I agree with peppelito. The comparison is of the 2 products as is. Some are brighter than others, some are sharper than other, etc. Adding additonal equipment clouds the comparison.
A ND filter ("Neutral Density" filter) is not an "additonal equipment that clouds the comparison", on the contrary, it allows you to equal the lumen output of both projectors. A difference in lumen output will cloud the comparison
Of course, when you specifically want to compare the brightness levels between two projectors, you will not put a ND filter on any of them, because this will cloud the comparison. The brighter projector can light up larger screens (In order to comply with the standard brightness for projection, you need the projector to produce 12-16 lumens, per square-foot of the screen, or in other words 12-16 Foot Lamberts).

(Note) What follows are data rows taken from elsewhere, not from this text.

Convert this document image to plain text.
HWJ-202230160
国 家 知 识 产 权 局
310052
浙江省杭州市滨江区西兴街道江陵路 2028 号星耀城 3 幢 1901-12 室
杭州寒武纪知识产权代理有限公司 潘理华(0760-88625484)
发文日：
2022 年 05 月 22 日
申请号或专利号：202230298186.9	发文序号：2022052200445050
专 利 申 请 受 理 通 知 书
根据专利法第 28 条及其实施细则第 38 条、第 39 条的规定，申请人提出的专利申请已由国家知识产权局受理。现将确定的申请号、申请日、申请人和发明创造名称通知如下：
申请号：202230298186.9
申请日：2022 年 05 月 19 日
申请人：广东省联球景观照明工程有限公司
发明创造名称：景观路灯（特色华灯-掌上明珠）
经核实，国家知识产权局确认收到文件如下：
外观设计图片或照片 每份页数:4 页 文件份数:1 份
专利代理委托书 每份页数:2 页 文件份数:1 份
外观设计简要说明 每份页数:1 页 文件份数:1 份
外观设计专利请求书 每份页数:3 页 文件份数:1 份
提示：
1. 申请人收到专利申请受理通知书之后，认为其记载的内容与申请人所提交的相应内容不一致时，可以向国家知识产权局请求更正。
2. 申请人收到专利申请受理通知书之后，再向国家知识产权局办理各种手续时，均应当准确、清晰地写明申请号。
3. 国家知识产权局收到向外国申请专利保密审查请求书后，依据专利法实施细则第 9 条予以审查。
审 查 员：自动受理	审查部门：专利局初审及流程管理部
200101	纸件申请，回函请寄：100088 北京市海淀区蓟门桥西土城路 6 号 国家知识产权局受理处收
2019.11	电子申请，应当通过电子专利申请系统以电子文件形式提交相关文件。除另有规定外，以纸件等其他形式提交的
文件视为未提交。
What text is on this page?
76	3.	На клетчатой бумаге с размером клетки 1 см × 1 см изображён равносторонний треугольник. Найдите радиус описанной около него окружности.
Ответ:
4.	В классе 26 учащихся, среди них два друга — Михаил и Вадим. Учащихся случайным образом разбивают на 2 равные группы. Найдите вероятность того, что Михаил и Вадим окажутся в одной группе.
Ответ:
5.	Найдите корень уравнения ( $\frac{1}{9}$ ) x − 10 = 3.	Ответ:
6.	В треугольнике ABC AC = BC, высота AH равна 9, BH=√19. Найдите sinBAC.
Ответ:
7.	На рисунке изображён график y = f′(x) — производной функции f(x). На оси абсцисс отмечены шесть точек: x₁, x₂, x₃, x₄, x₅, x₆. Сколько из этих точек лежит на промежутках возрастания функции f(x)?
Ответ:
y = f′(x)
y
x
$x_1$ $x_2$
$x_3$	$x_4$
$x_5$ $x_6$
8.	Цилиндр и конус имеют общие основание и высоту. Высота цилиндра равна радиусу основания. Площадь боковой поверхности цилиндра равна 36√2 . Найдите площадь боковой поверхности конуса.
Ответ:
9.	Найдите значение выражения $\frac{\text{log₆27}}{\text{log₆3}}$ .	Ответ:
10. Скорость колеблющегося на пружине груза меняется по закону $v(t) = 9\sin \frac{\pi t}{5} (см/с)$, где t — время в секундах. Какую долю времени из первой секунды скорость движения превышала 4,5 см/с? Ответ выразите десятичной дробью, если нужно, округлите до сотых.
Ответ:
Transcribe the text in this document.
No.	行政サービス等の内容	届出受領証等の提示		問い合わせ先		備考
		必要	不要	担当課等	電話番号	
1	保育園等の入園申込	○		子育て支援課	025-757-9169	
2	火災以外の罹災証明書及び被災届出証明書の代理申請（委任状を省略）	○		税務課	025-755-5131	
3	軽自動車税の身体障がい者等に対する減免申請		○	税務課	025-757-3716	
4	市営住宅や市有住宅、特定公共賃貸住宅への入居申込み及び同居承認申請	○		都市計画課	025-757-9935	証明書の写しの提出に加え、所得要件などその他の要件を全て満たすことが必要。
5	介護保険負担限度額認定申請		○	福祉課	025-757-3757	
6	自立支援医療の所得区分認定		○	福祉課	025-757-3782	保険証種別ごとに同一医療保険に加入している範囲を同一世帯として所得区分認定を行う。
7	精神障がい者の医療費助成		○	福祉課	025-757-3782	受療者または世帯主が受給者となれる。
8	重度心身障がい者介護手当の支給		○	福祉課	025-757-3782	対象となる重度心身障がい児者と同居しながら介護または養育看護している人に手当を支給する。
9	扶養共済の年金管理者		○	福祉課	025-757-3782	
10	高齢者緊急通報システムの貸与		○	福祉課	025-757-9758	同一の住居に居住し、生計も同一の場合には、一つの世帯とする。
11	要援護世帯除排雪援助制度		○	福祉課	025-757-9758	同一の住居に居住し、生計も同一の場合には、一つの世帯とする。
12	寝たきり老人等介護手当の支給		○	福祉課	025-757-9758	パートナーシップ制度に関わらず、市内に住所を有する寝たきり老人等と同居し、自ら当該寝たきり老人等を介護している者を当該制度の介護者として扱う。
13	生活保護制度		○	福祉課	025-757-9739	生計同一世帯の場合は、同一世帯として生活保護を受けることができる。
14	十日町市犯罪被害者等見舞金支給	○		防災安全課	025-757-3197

But, when you want to compare overall image quality between two projectors, you need to first calibrate both to give the same amount of lumen level (and you need to use a screen size that allow both to reach 12-16 foot lamberts), and only then you can draw conclusions about overall image quality, conclusions that are not clouded by difference in lumen output.
The AX200 is 3 times brighter than the Z5. So, if for example, the Z5 gives 14 Foot lamberts on the screen (which is great), then on the same screen, the AX200 will give (14x3=) 42 Foot Lamberts, which is crazy bright. Dark scenes with 42 foot lamberts will look washed out in comparison to the 14 foot lamberts of the Z5, even if the contrast (and dynamic iris quality) of both the Z5 and AX200 is the same.
If, on the other hand, the AX200 gives 14 Foot Lamberts on the screen, then on the same screen, the Z5 will give (14/3=) 4.6 Foot Lamberts, which is crazy dark, it will look so dim you won't be able to watch it (but will have amazing blacks though).